January 21, 2015 — In a rural Maine county, sustained community-wide programs targeting cardiovascular risk factors and behavior changes were associated with reductions in hospitalization and death rates over a 40-year period (1970-2010) compared with the rest of the state. Substantial improvements were seen in control of hypertension, cholesterol and smoking cessation, according to a study in the January 13 issue of the Journal of the American Medical Association (JAMA).
"We think we have shown that communities can improve their own health if they can sustain effective, evidence-based interventions over decades and measure the result. They can do it more easily now that many resources and outcomes can be easily downloaded from websites, unavailable when our project started," said Daniel K. Onion, M.D., MPH, professor of community and family medicine at the Geisel School of Medicine at Dartmouth and second author of the paper.
Reducing the burden of cardiovascular disease (CVD) has been a public health priority for more than 50 years and will continue to be in the foreseeable future. Few comprehensive cardiovascular risk reduction programs—particularly those in rural, low-income communities—have sustained community-wide interventions for more than 10 years and demonstrated improvements in known risk factors and reductions in illness and death, according to background information in the article.

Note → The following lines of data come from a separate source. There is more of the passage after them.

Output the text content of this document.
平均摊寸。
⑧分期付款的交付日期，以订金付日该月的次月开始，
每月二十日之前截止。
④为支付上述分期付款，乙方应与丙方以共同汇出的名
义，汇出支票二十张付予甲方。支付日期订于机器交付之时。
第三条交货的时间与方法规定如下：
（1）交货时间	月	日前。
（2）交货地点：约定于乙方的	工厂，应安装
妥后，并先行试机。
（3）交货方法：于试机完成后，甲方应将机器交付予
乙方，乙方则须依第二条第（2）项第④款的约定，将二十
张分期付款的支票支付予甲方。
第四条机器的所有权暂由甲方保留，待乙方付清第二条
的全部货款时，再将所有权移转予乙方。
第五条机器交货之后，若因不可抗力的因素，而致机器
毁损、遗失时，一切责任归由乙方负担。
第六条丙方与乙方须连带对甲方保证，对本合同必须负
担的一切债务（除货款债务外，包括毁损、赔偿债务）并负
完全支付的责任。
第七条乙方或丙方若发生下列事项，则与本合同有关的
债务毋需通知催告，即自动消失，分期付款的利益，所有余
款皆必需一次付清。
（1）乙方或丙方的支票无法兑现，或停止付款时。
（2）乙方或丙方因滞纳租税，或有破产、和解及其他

N. Burgess Record, M.D., of Franklin Memorial Hospital, Farmington, Maine, and colleagues studied health outcomes associated with a comprehensive cardiovascular risk reduction program in Franklin County, Maine, a low-income rural community. In the late 1960s, local community groups in Franklin County identified CVD prevention as a priority. A new Community Action Agency (CAA), a new nonprofit medical group practice (Rural Health Associates [RHA]), and later the community's hospital initiated and coordinated their efforts. With hospital medical staff sponsorship, RHA established the community-wide Franklin Cardiovascular Health Program (FCHP) in 1974.
“This study was different. It’s a massive study over four decades of what happens when coordinated interventions are performed in a community-wise way,” explained Christopher Amos, Ph.D., who worked directly with the data analysis. Amos is chair of the department of biomedical data science and associate director of population sciences at Dartmouth-Hitchcock’s Norris Cotton Cancer Center.
The programs targeted hypertension, cholesterol and smoking, as well as diet and physical activity. The current analysis included residents of Franklin County (population of 22,444 in 1970), and used the preceding decade as a baseline and compared the county with other Maine counties and state averages.
In its first four years, FCHP screened about 50 percent of county adults. Individuals with hypertension showed significant movement from detection to treatment and blood pressure control; the proportion in control increased from 18.3 percent to 43 percent from 1975 to 1978, an absolute increase of 24.7 percent. After introducing cholesterol screening in 1986, FCHP reached 40 percent of county adults within five years, half of whom had elevated cholesterols. Over subsequent decades, cholesterol control had an absolute increase of 28.5 percent, from 0.4 percent to 28.9 percent, from 1986 to 2010. Similarly, after initiation of multiple community smoking cessation projects, community-wide smoking quit rates improved significantly, from 48.5 percent to 69.5 percent, and became significantly higher than that for the rest of Maine; these differences later disappeared when Maine's overall quit rate increased.
Franklin County hospitalizations per capita were less than expected for the period 1994-2006. The lower overall hospitalization rates were associated with $5,450,362 reductions in total in- and out-of-area hospital charges for Franklin County residents per year.
After being at or above overall Maine mortality rates in the 1960s, Franklin County rates decreased below Maine rates for almost the entire period of 1970-2010. Cardiovascular-specific mortality rates decreased similarly. The greatest differences coincided with periods of peak efforts to improve health care access, detect and control hypertension and hypercholesterolemia and reduce smoking.
“The experience in Franklin County suggests that community health improvement programs may be both feasible and effective. This may be especially true in socio-economically disadvantaged communities where the needs are the greatest, as the increasing association of lower household income with higher mortality in Maine suggests. Further studies are needed to assess the generalizability of such programs to other U.S. county populations, especially rural ones, and to other parts of the world,” the authors wrote.